Nach vier Unterrichststunden hatte ich eine Mittagspause und schlenderte hungrig in die Küche, in welcher meine Mutter bereits wartete.
"Alles gut gegangen?", fragte sie und reichte mir einen befüllten Teller. Lächelnd nickte ich und gab ihr einen Kuss auf die Wange, bevor ich mich an den Esstisch setzte. Kurz darauf setzte sie sich mit ihrem Teller mir gegenüber und wir begannen zu essen.
"Es könnte sein, dass dein Vater und ich nächste Woche für ein paar Tage verreisen müssen. Es geht um seinen neuen Film."

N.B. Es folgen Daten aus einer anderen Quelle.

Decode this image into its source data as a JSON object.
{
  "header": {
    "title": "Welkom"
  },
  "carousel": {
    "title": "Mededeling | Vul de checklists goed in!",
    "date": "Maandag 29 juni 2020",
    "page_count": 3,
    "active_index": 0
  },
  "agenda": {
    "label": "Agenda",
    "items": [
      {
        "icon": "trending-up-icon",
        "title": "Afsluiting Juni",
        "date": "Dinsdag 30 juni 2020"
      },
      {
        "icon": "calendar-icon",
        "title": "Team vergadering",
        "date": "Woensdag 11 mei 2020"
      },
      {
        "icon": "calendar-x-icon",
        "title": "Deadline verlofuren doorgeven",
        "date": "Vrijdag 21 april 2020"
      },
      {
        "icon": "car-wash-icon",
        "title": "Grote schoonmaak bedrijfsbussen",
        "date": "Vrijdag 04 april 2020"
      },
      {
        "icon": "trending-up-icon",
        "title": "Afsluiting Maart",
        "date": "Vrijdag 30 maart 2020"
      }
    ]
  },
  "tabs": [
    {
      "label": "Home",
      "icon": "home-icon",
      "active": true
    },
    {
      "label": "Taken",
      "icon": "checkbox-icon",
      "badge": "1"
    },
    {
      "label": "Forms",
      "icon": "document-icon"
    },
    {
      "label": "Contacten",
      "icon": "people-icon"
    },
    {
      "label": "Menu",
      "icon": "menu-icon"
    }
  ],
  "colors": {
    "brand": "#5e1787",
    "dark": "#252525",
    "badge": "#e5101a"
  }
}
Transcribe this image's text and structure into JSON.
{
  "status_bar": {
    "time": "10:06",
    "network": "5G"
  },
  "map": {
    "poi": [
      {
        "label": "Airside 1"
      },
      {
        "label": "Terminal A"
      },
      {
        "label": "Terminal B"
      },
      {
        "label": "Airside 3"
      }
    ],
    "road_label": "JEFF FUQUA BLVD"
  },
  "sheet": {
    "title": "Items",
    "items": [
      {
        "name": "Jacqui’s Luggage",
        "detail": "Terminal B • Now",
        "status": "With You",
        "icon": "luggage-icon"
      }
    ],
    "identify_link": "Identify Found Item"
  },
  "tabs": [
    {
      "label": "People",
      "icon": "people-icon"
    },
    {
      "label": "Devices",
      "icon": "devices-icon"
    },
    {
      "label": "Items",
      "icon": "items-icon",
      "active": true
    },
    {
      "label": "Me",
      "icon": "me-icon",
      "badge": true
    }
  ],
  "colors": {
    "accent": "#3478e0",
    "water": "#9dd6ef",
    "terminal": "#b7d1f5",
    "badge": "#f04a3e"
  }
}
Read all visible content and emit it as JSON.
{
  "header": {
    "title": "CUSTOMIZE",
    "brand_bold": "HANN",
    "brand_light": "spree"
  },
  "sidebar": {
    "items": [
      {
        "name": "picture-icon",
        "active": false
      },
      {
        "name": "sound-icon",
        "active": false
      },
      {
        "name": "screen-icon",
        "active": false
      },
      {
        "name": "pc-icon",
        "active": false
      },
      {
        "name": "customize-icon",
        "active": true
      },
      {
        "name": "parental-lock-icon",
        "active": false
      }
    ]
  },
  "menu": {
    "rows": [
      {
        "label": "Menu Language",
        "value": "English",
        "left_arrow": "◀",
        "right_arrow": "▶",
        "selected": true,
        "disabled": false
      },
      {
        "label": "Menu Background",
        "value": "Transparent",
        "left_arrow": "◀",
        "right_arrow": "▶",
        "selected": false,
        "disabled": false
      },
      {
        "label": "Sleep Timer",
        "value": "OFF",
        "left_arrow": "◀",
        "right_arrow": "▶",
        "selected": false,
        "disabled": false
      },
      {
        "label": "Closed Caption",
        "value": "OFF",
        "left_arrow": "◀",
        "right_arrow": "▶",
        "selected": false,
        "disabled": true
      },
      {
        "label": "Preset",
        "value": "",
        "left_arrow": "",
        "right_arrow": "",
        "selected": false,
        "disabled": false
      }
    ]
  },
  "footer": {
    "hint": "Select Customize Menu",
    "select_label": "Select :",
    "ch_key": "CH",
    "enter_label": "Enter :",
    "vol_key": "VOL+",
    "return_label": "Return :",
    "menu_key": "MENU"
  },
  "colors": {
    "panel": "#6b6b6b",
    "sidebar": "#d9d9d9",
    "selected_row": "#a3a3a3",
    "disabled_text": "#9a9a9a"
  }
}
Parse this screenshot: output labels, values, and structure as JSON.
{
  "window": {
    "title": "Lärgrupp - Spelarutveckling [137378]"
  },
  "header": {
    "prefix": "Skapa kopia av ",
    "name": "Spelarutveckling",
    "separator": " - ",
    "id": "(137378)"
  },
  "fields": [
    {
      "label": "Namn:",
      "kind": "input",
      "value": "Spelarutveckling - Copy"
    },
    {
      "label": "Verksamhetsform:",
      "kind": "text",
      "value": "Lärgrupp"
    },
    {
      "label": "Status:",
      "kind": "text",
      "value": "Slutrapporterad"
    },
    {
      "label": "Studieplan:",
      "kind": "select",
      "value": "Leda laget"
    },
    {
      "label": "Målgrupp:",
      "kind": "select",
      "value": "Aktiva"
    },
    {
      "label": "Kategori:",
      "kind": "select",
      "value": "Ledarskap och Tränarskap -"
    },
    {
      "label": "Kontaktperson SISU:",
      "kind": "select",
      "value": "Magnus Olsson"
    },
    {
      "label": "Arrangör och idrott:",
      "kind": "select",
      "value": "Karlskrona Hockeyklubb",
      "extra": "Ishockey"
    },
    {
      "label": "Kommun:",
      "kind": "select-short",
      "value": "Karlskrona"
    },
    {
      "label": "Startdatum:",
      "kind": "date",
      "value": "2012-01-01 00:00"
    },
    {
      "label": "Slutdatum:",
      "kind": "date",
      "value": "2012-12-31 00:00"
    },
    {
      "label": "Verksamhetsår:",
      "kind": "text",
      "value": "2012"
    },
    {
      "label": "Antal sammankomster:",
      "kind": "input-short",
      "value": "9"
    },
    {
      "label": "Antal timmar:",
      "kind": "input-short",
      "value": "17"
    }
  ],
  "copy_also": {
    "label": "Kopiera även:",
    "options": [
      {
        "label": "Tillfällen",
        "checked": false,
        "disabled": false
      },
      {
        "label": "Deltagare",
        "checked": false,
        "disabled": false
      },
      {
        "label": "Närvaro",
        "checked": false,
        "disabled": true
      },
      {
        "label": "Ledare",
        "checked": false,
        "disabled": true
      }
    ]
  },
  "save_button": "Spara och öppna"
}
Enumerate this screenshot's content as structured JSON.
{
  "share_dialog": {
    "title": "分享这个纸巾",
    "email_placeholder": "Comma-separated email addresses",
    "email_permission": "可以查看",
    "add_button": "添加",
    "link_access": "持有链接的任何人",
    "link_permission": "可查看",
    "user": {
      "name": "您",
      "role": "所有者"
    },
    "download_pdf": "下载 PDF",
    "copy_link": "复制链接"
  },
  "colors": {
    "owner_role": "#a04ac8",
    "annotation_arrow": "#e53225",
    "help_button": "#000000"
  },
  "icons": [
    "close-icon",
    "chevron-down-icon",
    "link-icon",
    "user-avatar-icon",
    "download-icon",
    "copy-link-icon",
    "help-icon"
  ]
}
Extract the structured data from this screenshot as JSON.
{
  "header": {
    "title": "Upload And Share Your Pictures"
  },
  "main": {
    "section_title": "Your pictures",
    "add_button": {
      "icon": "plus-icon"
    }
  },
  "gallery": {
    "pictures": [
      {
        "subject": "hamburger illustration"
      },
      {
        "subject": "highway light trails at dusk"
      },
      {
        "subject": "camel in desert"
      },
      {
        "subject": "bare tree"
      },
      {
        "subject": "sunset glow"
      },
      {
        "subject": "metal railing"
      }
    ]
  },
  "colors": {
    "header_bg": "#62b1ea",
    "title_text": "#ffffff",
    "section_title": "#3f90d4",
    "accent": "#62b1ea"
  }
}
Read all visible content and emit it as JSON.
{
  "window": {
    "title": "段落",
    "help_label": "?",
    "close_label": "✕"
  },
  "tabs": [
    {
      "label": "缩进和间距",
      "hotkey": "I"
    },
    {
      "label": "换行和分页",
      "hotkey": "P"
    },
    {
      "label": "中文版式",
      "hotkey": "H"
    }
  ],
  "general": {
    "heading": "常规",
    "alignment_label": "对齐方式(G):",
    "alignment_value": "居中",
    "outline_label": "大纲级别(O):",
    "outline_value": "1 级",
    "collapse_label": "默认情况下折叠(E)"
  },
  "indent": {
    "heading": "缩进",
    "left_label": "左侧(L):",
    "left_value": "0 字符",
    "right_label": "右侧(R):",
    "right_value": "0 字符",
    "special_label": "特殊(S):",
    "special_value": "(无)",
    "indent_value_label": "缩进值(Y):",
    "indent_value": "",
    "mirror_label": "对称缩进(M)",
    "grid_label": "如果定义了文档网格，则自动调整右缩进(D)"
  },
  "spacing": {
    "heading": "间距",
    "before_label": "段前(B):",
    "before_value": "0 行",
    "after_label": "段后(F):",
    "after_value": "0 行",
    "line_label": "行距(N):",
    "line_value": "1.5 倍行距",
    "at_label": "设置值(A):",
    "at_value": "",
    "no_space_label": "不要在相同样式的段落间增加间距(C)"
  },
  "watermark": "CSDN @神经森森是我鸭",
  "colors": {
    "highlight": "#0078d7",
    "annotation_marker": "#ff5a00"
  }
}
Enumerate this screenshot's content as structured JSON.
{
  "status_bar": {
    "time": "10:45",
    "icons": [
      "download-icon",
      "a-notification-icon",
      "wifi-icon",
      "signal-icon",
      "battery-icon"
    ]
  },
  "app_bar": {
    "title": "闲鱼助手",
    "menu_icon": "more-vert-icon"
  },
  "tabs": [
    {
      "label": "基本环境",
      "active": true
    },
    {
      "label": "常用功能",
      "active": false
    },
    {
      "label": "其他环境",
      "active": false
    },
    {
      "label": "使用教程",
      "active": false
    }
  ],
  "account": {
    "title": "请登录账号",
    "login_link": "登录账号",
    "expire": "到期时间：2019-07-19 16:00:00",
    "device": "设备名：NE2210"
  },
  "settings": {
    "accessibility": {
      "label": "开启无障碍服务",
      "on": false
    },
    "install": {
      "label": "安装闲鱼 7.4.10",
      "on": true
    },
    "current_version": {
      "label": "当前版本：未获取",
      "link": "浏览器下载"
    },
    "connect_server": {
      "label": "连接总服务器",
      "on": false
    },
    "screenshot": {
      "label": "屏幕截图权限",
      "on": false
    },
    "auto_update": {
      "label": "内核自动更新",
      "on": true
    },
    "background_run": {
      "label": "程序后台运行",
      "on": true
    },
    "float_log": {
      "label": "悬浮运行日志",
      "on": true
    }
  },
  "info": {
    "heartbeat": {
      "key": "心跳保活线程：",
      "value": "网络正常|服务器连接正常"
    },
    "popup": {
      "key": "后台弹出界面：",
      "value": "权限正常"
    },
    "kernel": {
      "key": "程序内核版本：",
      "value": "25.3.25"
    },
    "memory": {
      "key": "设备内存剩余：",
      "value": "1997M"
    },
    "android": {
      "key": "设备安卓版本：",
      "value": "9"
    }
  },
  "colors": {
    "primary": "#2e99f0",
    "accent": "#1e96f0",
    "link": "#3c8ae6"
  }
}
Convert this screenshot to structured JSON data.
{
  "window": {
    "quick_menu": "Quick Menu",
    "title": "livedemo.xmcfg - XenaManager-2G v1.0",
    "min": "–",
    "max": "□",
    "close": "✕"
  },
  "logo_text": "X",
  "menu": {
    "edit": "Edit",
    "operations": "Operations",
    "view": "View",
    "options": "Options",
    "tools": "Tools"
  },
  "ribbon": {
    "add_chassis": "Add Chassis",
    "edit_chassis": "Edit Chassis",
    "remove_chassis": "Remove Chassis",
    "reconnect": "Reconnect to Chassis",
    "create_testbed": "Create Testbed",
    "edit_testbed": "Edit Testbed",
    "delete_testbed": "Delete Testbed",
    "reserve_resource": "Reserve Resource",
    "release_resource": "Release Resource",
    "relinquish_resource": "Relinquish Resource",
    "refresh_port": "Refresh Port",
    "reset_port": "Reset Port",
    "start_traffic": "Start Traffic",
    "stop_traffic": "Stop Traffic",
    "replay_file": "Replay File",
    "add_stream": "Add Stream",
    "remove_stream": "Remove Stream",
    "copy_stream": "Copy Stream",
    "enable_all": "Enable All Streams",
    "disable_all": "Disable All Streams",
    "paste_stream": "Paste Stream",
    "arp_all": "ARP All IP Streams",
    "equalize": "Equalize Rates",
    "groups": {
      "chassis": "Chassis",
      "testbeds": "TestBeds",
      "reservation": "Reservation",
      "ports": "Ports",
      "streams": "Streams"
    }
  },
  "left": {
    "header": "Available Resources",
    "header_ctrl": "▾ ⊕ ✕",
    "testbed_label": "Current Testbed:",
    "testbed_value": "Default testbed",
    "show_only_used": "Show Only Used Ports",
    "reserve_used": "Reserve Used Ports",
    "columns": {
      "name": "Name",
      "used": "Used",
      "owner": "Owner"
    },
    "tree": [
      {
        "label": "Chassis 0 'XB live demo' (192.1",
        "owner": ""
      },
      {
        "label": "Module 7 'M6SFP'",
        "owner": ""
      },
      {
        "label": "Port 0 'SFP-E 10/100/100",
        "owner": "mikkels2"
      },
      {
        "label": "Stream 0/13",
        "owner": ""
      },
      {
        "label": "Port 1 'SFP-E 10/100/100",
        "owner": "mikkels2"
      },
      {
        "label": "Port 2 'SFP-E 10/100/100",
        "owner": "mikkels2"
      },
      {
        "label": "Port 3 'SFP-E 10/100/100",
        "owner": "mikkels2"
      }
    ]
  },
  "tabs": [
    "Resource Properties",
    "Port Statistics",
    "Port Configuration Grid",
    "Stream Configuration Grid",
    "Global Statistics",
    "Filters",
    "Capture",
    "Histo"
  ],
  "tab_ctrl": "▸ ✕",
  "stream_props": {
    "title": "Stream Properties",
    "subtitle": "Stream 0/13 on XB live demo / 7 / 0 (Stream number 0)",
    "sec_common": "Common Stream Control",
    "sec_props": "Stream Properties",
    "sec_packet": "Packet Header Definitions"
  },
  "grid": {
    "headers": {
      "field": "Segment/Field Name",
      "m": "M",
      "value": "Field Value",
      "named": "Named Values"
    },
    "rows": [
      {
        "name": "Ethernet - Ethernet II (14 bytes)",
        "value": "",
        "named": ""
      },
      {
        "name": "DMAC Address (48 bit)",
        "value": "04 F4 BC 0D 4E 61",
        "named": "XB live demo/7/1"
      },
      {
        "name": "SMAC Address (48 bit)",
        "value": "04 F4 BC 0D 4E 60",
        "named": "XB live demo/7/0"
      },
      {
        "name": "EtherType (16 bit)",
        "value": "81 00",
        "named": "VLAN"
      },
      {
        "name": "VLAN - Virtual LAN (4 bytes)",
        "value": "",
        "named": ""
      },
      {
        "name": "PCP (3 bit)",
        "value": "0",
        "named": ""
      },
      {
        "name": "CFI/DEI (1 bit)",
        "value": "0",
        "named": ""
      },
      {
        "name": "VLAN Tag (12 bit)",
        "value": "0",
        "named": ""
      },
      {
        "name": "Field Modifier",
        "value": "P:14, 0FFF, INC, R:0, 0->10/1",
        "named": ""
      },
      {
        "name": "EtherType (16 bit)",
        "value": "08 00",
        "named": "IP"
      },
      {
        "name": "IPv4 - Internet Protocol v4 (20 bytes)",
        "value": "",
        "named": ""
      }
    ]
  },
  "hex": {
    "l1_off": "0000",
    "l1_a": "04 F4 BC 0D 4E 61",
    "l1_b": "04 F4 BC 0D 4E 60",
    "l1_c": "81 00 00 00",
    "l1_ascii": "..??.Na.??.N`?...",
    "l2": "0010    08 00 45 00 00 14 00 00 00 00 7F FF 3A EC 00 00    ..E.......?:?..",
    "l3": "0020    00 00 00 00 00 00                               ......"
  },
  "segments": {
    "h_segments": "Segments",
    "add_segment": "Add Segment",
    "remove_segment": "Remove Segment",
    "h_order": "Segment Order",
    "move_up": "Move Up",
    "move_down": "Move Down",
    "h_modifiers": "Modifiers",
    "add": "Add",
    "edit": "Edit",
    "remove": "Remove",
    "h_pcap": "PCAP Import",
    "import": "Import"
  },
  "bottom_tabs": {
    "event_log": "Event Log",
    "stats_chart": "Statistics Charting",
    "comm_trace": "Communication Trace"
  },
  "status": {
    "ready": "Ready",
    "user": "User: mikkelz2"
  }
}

Mit vollem Mund nickte ich und sie begann sanft zu lächeln.
"Ist es okay, wenn du ein bisschen alleine bist?", ein besorgter Unterton war deutlich herauszuhören, aber ich nickte wieder, um ihr keine Sorgen zu machen. Ich wusste, dass meine Eltern sich immer wieder Vorwürfe machten, da sie zu wenig Zeit mit mir verbrachten, aber ich konnte es verstehen. Sie liebten beide ihre Arbeit und ich nahm es ihnen nicht übel. So konnte ich mich wenigstens herausschleichen und das vielleicht auch tagsüber, falls sie mir keine Bodyguards auf den Hals hetzten.
"Ich muss sowieso viel lernen zurzeit, mach dir keine Sorgen um mich. Ich komme schon klar, es sind ja nur ein paar Tage.", beruhigte ich sie und strich über ihre Hand.

Nach dem Mittagessen half ich meiner Mutter noch schnell beim Abwasch und wartete auf meinen nächsten Privatlehrer, der den restlichen Unterricht für den heutigen Tag übernahm.